If you're feeling good about the market, you're not alone. Take my hand as we go over some of this week's more uplifting headlines.

1. Baidu phones it in 
Baidu (Nasdaq: BIDU) is ready to raise its game in mobile. China's leading search engine rolled out its Baidu Yi mobile operating system last year, but this week it revealed that it will team up with three major Chinese companies to put out an entry-level smartphone running an upgraded version of its modified Android platform called Baidu Cloud.

The phone, which will sell at an unsubsidized price of roughly $160, will play nice with Baidu's services and applications. Owners will get 100 gigabytes of free cloud-based storage.

This is important. Baidu has 78% of China's search market, but its share of mobile searches is just 35%. As smartphone usage increases, the best way for Baidu to keep growing is to make sure that it's in the pockets of as many people in China as possible.

2. Nothing but Net
Shares of Netlist (Nasdaq: NLST), a maker of memory subsystems for server and storage applications for cloud computing, soared 17% on Wednesday after posting a narrower loss than Wall Street was targeting on a 16% uptick in revenue.

It isn't really a surprise to see this company beat out the prognosticators. As I pointed out earlier in the week, Netlist had beaten analyst profit estimates by a wide margin in each of the three previous quarter.

3. Skeptics go OP in flames 
Shares of OPNET Technologies (Nasdaq: OPNT) shot 24% higher on Tuesday after posting encouraging quarterly results. The provider of network performance management solutions nailed the high end of its top- and bottom-line guidance, but that wasn't why the stock was soaring. OPNET revised its guidance lower last month, so the performance is more a relief than a celebration.
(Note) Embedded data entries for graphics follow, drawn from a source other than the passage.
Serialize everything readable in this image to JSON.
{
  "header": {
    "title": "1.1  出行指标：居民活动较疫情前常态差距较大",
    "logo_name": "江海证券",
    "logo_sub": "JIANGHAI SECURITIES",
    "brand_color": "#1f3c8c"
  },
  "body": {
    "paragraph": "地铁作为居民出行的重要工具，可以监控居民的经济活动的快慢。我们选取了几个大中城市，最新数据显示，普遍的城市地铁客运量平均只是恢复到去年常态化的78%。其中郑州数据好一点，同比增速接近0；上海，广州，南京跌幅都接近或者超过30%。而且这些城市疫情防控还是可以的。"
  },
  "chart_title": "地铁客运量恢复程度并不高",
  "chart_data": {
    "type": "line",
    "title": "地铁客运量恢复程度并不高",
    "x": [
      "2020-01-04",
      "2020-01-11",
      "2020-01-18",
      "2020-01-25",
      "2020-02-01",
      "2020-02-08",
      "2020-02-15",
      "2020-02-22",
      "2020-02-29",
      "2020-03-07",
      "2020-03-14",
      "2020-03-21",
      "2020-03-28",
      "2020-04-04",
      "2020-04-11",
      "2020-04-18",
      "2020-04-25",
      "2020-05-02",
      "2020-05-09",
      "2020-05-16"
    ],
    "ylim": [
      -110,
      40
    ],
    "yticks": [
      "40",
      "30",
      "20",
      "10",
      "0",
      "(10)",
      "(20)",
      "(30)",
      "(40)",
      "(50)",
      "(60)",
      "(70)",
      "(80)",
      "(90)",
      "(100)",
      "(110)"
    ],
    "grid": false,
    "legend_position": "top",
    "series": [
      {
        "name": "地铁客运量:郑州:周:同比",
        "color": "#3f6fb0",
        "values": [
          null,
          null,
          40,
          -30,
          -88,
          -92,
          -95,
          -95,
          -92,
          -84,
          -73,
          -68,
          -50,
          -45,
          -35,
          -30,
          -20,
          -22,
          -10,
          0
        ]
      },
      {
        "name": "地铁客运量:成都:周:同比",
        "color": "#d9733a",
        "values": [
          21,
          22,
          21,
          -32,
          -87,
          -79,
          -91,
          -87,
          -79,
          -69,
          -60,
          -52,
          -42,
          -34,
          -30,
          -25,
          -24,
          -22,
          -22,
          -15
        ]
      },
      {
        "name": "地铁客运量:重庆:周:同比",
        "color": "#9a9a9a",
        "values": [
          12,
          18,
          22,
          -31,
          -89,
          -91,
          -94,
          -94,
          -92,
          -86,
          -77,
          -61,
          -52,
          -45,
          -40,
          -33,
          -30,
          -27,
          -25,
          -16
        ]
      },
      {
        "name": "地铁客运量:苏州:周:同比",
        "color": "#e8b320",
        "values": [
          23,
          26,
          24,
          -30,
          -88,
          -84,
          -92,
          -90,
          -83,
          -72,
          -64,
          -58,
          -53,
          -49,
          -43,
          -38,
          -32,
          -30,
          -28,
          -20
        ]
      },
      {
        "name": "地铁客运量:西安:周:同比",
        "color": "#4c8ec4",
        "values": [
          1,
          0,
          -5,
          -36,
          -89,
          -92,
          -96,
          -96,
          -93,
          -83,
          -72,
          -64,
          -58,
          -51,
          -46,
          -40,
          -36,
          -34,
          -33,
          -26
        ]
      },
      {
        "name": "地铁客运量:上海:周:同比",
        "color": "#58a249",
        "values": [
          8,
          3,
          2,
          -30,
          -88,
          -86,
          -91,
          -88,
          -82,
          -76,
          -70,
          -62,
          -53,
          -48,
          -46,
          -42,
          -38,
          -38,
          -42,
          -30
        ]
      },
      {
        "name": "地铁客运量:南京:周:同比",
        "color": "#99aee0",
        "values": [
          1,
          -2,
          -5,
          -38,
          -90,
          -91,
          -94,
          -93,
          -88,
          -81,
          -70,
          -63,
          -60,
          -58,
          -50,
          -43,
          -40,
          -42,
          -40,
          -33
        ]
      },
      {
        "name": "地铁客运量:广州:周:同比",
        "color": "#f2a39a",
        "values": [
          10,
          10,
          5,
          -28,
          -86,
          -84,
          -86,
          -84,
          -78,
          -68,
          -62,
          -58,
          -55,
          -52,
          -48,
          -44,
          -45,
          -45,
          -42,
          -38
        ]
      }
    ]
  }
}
Specifically, investors got behind the company as it revealed that most of the $2.4 million in purchasing delays that forced it to hose down its fiscal fourth-quarter numbers have already been realized during the current quarter.

4. IMAX packs a passport
IMAX (NYSE: IMAX) is having a monster quarter, but you probably didn't know that because you were too busy passing the popcorn at the local multiplex.
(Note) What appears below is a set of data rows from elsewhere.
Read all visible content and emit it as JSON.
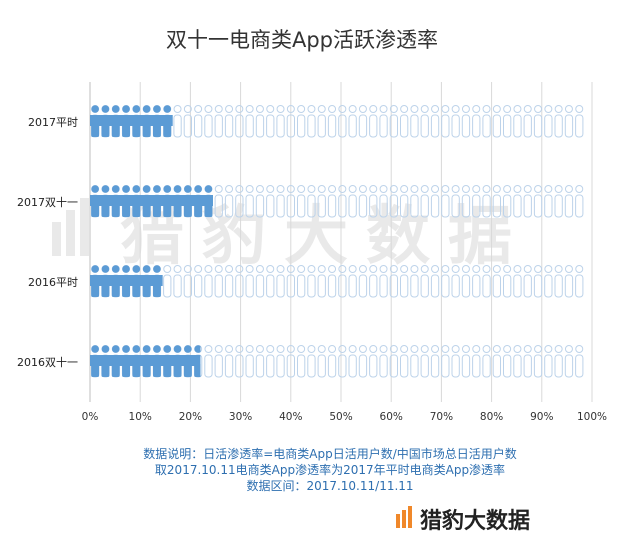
{
  "chart_data": {
    "type": "bar",
    "orientation": "horizontal",
    "title": "双十一电商类App活跃渗透率",
    "categories": [
      "2017平时",
      "2017双十一",
      "2016平时",
      "2016双十一"
    ],
    "values": [
      16.5,
      24.5,
      14.5,
      22.0
    ],
    "value_unit": "%",
    "xlim": [
      0,
      100
    ],
    "x_ticks": [
      "0%",
      "10%",
      "20%",
      "30%",
      "40%",
      "50%",
      "60%",
      "70%",
      "80%",
      "90%",
      "100%"
    ],
    "grid": true,
    "colors": {
      "filled": "#5b9bd5",
      "empty": "#bdd3ea",
      "grid": "#d9d9d9"
    },
    "notes": [
      "数据说明：日活渗透率=电商类App日活用户数/中国市场总日活用户数",
      "取2017.10.11电商类App渗透率为2017年平时电商类App渗透率",
      "数据区间：2017.10.11/11.11"
    ],
    "watermark": "猎豹大数据",
    "brand": "猎豹大数据"
  }
}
The company behind the namesake supersized theater platform put out its mid-quarter box-office update this week. IMAX screenings of theatrical releases for this quarter through May 13 have resulted in $96.5 million in ticket sales, nearly three times the $32.6 million in exhibitor receipts for IMAX shows at the midpoint of last year's second quarter.

In an interesting twist, the majority of this quarter's ticket sales -- $55.7 million -- have come from IMAX screens outside North America. That's a sharp reversal from last year, when international ticket sales were just a third of the IMAX total.

5. SINA magic
SINA
's (Nasdaq: SINA) quarterly report wasn't pretty. Revenue inched just 6% higher, and a hefty deficit reversed a profit in last year's first quarter. Guidance for the current quarter was also uninspiring.

Then there was the revelation that the Chinese online giant was initiating test trials of brand advertising on Weibo, SINA's fast-growing microblog platform that's drawing a ton of traffic but also crushing SINA's margins in its current largely non-monetized state.

The ad platform will be powered by a social-interest-graph recommendation engine, which means the spots will be valuable since they'll be carefully targeted. SINA expects the move to have a "meaningful impact" on results in the latter half of this year.

The best way to overcome a ho-hum quarterly report is to be able to point to a real catalyst around the corner.